HORTA DE LISBOA - UMA FOTOGRAFIA INÉDITA DOS JARDINS DE ENSAIOS DE FREDERICO DAUPIAS


Frederico Daupias nasceu em Lisboa, em 1839, e faleceu na cidade de Paris, em 1928. Descendia de Jácome Ratton, o comerciante que relatou com pormenor e colorido, nas suas memórias, o Terramoto de 1755. Era, também, sobrinho do conde de Daupias, reputado colecionador de arte, industrial e filantropo, proprietário da Horta Navia, em Alcântara.

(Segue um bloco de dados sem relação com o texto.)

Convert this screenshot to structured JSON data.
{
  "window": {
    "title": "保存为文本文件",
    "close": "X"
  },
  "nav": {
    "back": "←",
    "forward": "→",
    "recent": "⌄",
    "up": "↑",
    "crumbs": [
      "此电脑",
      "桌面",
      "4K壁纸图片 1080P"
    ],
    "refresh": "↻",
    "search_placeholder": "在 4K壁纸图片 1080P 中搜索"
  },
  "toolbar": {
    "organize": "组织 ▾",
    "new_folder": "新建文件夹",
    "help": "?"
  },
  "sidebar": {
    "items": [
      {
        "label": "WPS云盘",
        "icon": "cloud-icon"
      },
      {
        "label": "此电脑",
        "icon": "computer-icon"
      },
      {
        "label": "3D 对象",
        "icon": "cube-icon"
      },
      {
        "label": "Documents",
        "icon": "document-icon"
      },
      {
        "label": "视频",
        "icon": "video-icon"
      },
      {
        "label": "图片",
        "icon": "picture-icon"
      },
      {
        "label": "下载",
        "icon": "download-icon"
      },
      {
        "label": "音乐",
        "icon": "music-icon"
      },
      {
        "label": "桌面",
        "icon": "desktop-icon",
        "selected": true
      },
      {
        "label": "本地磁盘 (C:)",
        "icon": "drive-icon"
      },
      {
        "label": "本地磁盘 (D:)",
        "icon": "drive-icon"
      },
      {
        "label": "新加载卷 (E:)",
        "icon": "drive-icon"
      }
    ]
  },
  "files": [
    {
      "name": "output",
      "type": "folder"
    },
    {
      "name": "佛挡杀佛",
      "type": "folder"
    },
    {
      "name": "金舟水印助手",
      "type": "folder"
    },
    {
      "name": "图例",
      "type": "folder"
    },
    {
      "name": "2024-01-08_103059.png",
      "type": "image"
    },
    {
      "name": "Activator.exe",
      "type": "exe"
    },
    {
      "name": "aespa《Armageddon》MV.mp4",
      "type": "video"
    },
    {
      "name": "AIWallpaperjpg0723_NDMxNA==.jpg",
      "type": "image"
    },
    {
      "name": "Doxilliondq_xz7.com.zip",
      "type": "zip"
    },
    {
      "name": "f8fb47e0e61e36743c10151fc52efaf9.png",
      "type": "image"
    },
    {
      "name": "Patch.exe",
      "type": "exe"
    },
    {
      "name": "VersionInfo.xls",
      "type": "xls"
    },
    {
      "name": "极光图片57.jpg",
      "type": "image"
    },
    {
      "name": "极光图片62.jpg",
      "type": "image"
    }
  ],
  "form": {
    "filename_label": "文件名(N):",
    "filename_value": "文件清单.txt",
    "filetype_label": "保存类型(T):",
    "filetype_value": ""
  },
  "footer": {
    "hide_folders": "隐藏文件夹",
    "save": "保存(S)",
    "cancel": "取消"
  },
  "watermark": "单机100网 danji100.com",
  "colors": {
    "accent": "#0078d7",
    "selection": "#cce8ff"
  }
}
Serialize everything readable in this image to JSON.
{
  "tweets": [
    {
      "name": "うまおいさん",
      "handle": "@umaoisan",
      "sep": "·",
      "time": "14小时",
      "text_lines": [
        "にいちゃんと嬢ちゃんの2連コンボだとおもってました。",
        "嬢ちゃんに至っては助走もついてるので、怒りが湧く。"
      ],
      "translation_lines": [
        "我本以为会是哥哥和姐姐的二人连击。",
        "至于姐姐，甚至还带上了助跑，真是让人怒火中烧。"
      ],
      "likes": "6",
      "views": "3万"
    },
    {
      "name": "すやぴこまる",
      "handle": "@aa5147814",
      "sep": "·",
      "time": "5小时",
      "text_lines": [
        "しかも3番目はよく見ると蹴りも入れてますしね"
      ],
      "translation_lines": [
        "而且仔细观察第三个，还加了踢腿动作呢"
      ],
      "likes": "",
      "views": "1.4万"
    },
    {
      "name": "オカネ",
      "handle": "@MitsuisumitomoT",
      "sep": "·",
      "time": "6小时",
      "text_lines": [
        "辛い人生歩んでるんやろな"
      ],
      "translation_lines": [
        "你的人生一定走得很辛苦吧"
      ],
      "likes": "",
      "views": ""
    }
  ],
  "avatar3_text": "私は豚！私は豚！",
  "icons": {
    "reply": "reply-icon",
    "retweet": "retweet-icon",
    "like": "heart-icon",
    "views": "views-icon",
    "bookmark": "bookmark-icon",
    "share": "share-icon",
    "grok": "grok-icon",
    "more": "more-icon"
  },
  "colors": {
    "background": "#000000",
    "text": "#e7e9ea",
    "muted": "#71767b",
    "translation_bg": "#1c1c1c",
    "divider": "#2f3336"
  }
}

Daupias foi o proprietário da Casa de Sementes Frederico Daupias, na Rua Nova do Carmo (atual Rua do Carmo) e dos Jardins de Ensaios, na Rua do Arco (atual Rua do Arco a São Mamede). Os Jardins de Ensaios foram idealizados como espaço de experimentação hortícola, mas também como recinto de exposições de floricultura, iniciadas em 1896 e com uma periodicidade anual. A primeira exposição, dedicada aos crisântemos, testemunha o papel pioneiro de Daupias na introdução desta moda em Portugal. Anos mais tarde, em 1907, fez construir nos Jardins um chalet.


Horta em Lisboa [Jardins de Ensaio de Frederico Daupias], Paulo Guedes, entre 1895 e 1904. Arquivo Municipal de Lisboa. PT/AMLSB/CMLSBAH/PCSP/004/PAG000186.

A fotografia do acervo do Arquivo Municipal de Lisboa que tem por título Horta de Lisboa apresenta, no primeiro plano, o que parece ser uma horta, animada por um jardineiro ou hortelão, escondida no meio do casario de um bairro da cidade. Trata-se, contudo, de uma perspetiva dos patamares dos Jardins de Ensaios.


Horta em Lisboa [Jardins de Ensaio de Frederico Daupias] (editada), Paulo Guedes, entre 1895 e 1904, Arquivo Municipal de Lisboa, PT/AMLSB/CMLSBAH/PCSP/004/PAG000186.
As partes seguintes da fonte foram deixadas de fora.